The former police officer who was charged with murder in the shooting of Rayshard Brooks was released on bail Wednesday.
Garrett Rolfe, 27, was granted a bond of $500,000 late Tuesday by a Fulton County Superior Court judge.
Prosecutors argued Rolfe represented a flight risk. Judge Jane Barwick disagreed, siding with Rolfe’s lawyers.
“There is sufficient convincing factors in front of me that he does have sufficient ties to the community and he is not a flight risk,” Barwick said at the hearing. “I do not believe that he is a danger to the community.”
Barwick ordered Rolfe to surrender his passport, wear an ankle monitor, and abide by a curfew from 6 p.m. to 6 a.m. each day.
Rolfe was also forbidden from having any communication with Atlanta Police Department officers, relatives of Brooks, or any potential witnesses. The former officer can’t possess any firearms, the judge ruled.
The lawyers representing Brooks’s family, L. Chris Stewart and Justin Miller, said in a statement after the bond was set, “While the family of Rayshard Brooks is disappointed that his killer was granted bond today, they understand that this is just one step in the long quest for justice for Rayshard.”
Tomika Miller, Brooks’s widow, spoke during the virtual hearing. “I say no to it,” she said to Rolfe’s prospective release. “Because mentally, I’m not able to handle it.”
Fulton County District Attorney Paul Howard charged Rolfe with felony murder and 10 other charges less than a week after Brooks was fatally shot in a Wendy’s parking lot.
Rolfe and another officer, Devin Brosnan, responded on June 12 to a call about a car being parked in the drive-through, blocking other cars, with the driver being asleep or passed out.
Brooks failed a sobriety test. When officers moved to arrest him, he resisted, prompting a scuffle. Brooks stole Brosnan’s stun gun and fired it at the officers.
Footage from body cameras and the Wendy’s shows Brooks moving away from Rolfe but reaching back to fire the stun gun. Rolfe fired several shots from his gun, striking Brooks twice in the back.
The manner of death was homicide, according to an autopsy report obtained by The Epoch Times.
Rolfe’s lawyers and Steven Gaynor, the president of Cobb County Fraternal Order of Police, a police union, argue that Rolfe was justified in the shooting.
Howard told reporters last month that at the time Brooks was shot, “he did not pose an immediate threat of death or serious physical injuries to the officer or officers.”

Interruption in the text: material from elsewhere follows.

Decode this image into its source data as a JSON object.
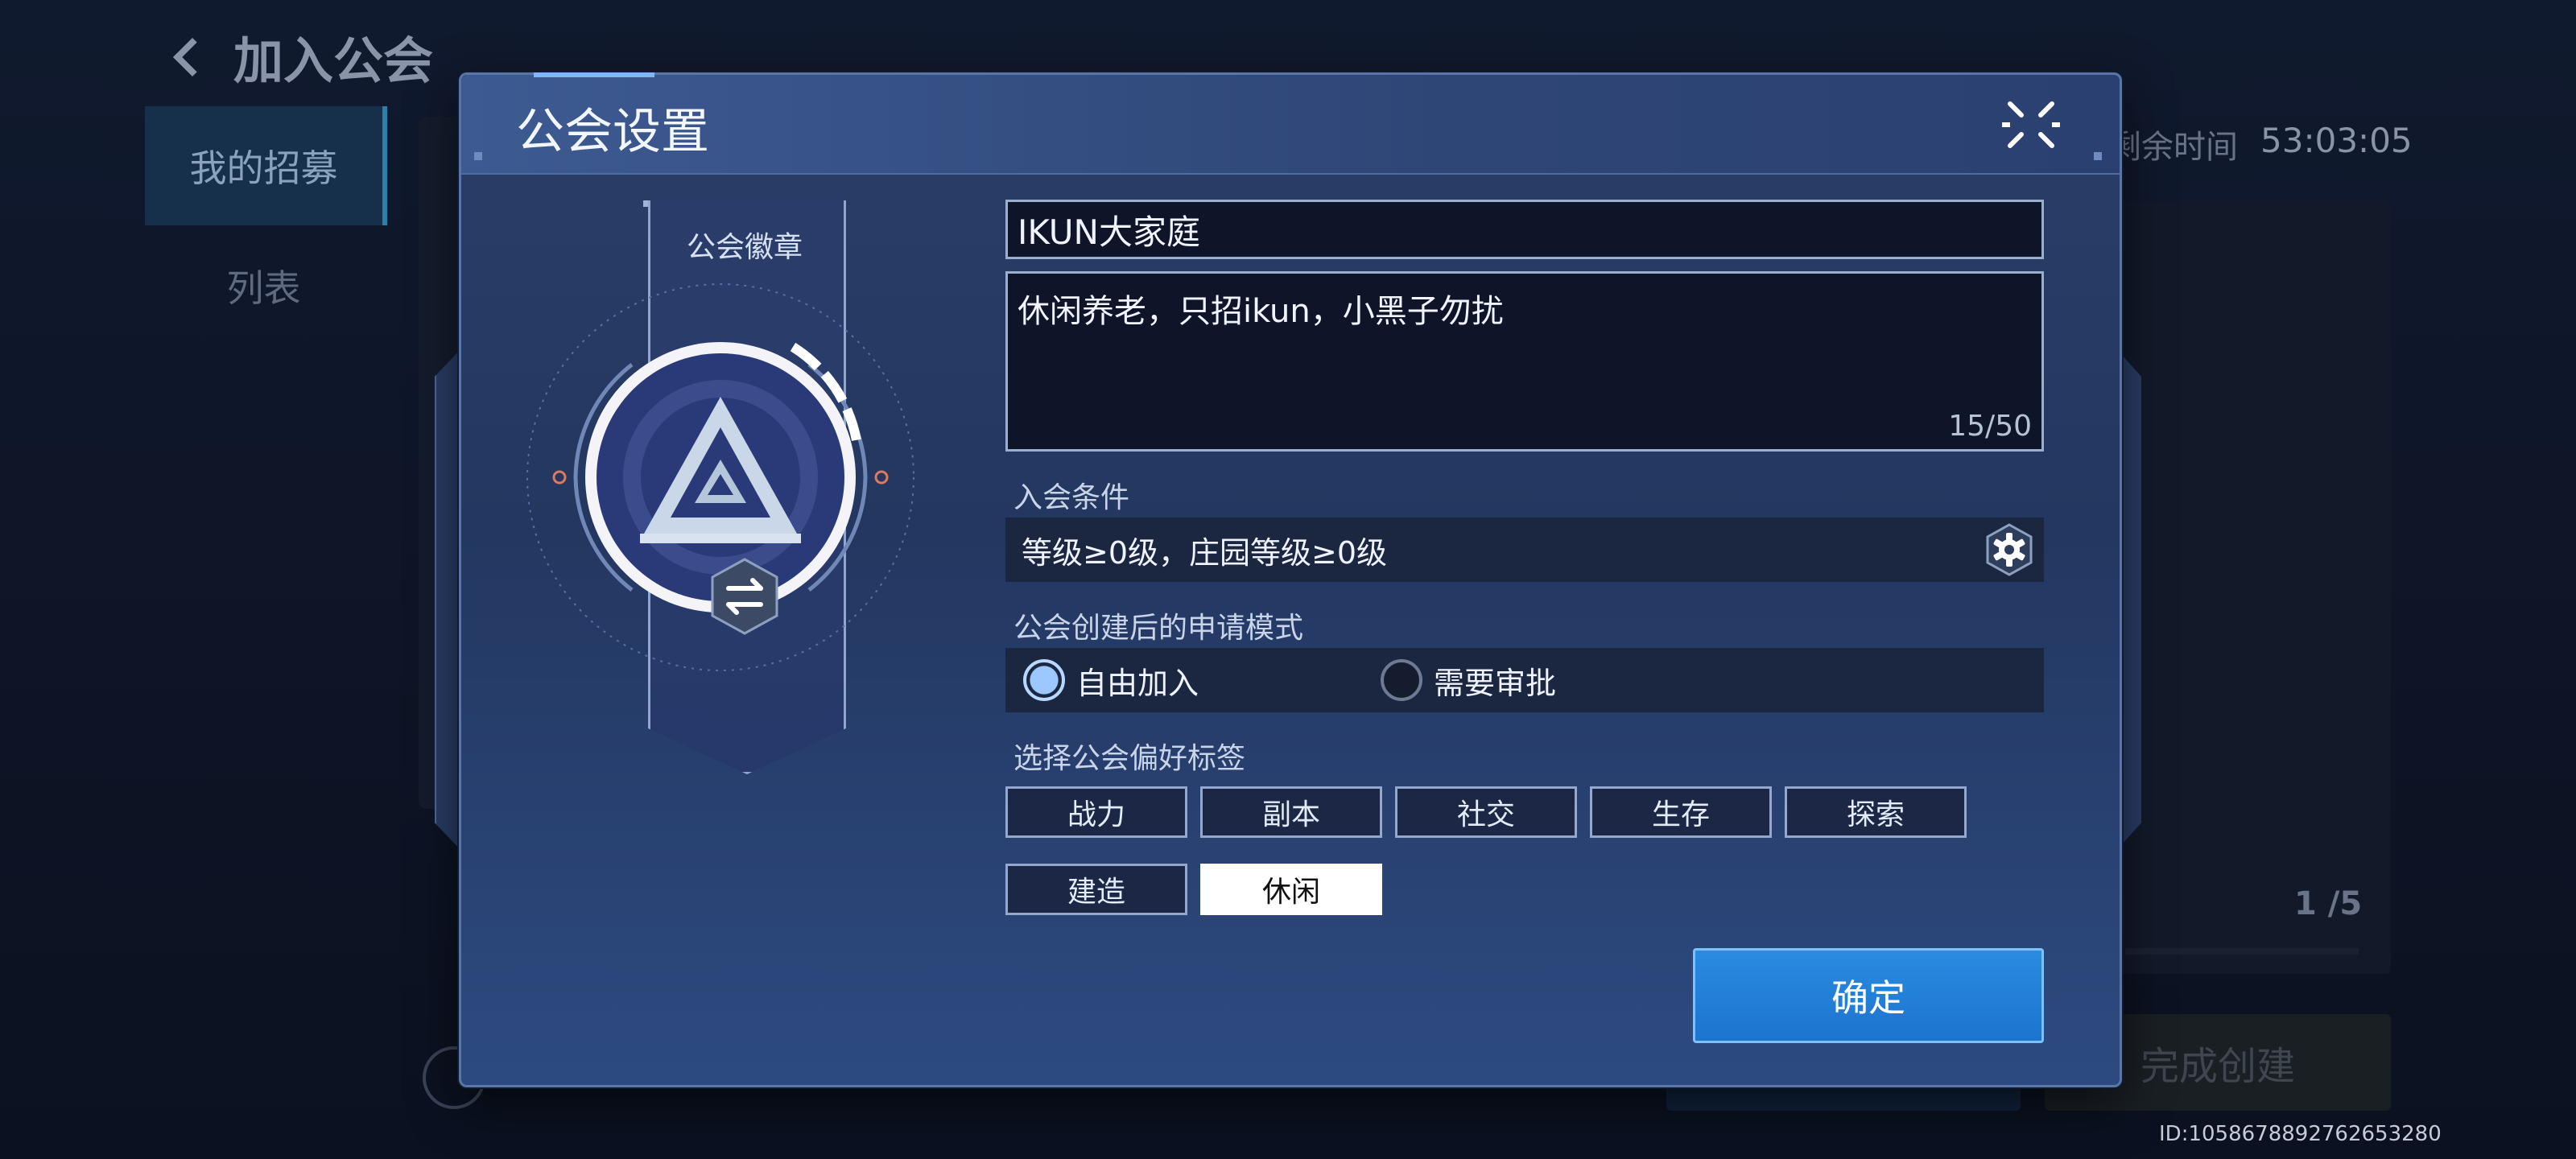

When an officer is pursuing a fleeing suspect, then the officer may not use deadly force to stop, unless the officer believes that the suspect poses an immediate threat or death or of serious physical injury to that officer, Howard said.
Rolfe’s lawyers say he heard a sound like a gunshot after Brooks fired the stun gun.
Brosnan, who is facing several lesser charges, was released on bail on June 18.